Obese Criminal Now Only Fat - Wants Obesity, Freedom Back
Are you fucking kidding me?
So this giant fat fuck named Broderick Lloyd Laswell (what would you like to wager he has some catchy "street" nickname like "McNugget" or the ever-imaginative handle for a fat man, "Tiny"?) and another chicken-shit piece of crap beat a guy to death and stab him, then set his house on fire. Of course he gets caught and goes to jail, because...well, because he weighed 413 pounds. This guy couldn't run from the police; he probably gets winded just thinking about lifting his double baconater to his pudgy face.

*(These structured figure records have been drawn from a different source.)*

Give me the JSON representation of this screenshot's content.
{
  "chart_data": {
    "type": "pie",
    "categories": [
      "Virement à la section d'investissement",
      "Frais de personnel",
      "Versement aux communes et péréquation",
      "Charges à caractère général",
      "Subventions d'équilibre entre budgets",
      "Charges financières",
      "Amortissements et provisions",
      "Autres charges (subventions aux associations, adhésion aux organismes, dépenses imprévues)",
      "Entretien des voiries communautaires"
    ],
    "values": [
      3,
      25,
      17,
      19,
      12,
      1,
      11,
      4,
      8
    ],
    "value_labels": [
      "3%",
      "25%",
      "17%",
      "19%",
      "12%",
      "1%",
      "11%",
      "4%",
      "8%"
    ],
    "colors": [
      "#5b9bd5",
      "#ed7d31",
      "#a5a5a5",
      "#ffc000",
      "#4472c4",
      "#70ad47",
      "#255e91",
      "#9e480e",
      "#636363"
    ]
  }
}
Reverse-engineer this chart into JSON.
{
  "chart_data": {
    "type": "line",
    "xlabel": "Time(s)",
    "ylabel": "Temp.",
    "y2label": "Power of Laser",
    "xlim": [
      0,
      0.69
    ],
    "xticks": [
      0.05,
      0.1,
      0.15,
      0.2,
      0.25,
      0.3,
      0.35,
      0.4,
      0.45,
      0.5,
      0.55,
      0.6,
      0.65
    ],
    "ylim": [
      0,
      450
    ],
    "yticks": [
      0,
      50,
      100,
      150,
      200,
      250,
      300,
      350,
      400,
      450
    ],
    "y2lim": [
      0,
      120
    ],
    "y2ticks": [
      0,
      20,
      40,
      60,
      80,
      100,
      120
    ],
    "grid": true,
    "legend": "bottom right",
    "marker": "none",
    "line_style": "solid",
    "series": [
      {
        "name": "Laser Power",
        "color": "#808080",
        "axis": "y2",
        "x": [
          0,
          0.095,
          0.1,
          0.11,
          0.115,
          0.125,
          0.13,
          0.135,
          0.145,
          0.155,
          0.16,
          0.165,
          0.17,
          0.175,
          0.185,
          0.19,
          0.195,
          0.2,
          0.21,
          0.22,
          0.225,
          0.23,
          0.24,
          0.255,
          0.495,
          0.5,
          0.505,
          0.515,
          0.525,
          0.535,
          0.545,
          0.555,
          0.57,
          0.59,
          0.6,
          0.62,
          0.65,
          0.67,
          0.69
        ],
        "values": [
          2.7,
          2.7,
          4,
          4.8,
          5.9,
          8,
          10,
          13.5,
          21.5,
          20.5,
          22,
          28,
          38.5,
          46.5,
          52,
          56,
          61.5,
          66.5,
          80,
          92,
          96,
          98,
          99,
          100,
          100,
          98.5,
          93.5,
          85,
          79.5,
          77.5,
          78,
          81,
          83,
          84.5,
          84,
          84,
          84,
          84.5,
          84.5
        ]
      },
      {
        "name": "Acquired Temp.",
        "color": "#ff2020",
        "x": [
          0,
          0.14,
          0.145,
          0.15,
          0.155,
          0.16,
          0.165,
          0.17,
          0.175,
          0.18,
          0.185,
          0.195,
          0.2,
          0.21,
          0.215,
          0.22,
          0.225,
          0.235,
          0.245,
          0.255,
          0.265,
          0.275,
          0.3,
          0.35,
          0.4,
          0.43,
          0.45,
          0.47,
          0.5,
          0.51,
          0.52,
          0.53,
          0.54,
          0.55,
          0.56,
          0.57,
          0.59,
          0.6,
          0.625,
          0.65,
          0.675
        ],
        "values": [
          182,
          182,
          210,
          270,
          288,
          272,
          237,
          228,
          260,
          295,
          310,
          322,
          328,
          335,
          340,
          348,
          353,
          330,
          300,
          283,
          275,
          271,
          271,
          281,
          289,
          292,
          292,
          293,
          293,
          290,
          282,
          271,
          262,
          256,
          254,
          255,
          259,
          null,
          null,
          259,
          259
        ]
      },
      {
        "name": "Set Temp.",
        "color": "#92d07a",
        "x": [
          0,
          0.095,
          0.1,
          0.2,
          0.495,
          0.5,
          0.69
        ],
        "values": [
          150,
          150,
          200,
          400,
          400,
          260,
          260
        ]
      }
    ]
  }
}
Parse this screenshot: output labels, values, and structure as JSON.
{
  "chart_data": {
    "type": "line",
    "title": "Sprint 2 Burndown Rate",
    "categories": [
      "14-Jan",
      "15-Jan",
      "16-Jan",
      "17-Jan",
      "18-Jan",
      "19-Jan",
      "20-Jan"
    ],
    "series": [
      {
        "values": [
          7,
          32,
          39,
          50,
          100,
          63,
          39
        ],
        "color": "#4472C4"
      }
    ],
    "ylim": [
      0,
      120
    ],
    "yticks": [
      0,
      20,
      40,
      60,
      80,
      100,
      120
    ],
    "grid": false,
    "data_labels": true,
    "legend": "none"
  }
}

So Laswell is in prison and over the last eight months he's lost about a hundred pounds. You'd think he'd be happy and that now he'd think of sprinting away from the five-o, hurdling fences and what-not. You would, however, be very very wrong because he's suing the county, accusing them of starving him. Yeah, you read that correctly. Check out this pathetic excuse:
On several occasions I have started to do some exercising and my vision went blurry and I felt like I was going to pass out...About an hour after each meal my stomach starts to hurt and growl. I feel hungry again.Ok, a little clarification is necessary here. When, in the quote above, Laswell says he "...started to do some exercising...", what he was actually doing was trying to get out of bed. He also classifies taking a shit, brushing his hair, shuffling from the bed to the toilet, and standing motionless while thinking about barbeque as "exercise". Also, when after an hour without eating his "stomach starts to hurt and growl", it should be mentioned that under his "normal" schedule when on the street, he would routinely eat stray dogs, sheep, cows, and perhaps the occasional hobo. All barbequed on a spit and flavored with delicious cajun spices.
Ok, here's the last bit that pertains to his...err, "case":
If we are in a small pod all day (and) do next to nothing for physical exercise, we should not lose weight...The only reason we lost weight in here is because we are literally being starved to death.It should be obvious now that I have precious little sympathy for this gigantic fat fuck. Three-hundred twenty pounds is still morbidly obese and for him to complain that his treatment - getting 2000-3000 calories/day - is "literally being starved to death", I think he should get a new punishment.
He should be airdropped into the middle of Sudan.
Just a parachute, his VonDutch sweatpants, jail sandals and a metal tablespoon is all he gets. Oh, and a world map to help him find his way home (Ahhhhahahahahahahahahahahahahahaha!!! A fat street criminal from the U.S. finding his way home from a country he couldn't point out on a map if I offered him 20 million dollars! That's hysterical!). That's the new punishment - then that lardy doucheface will truly find out the definition of "literally starving".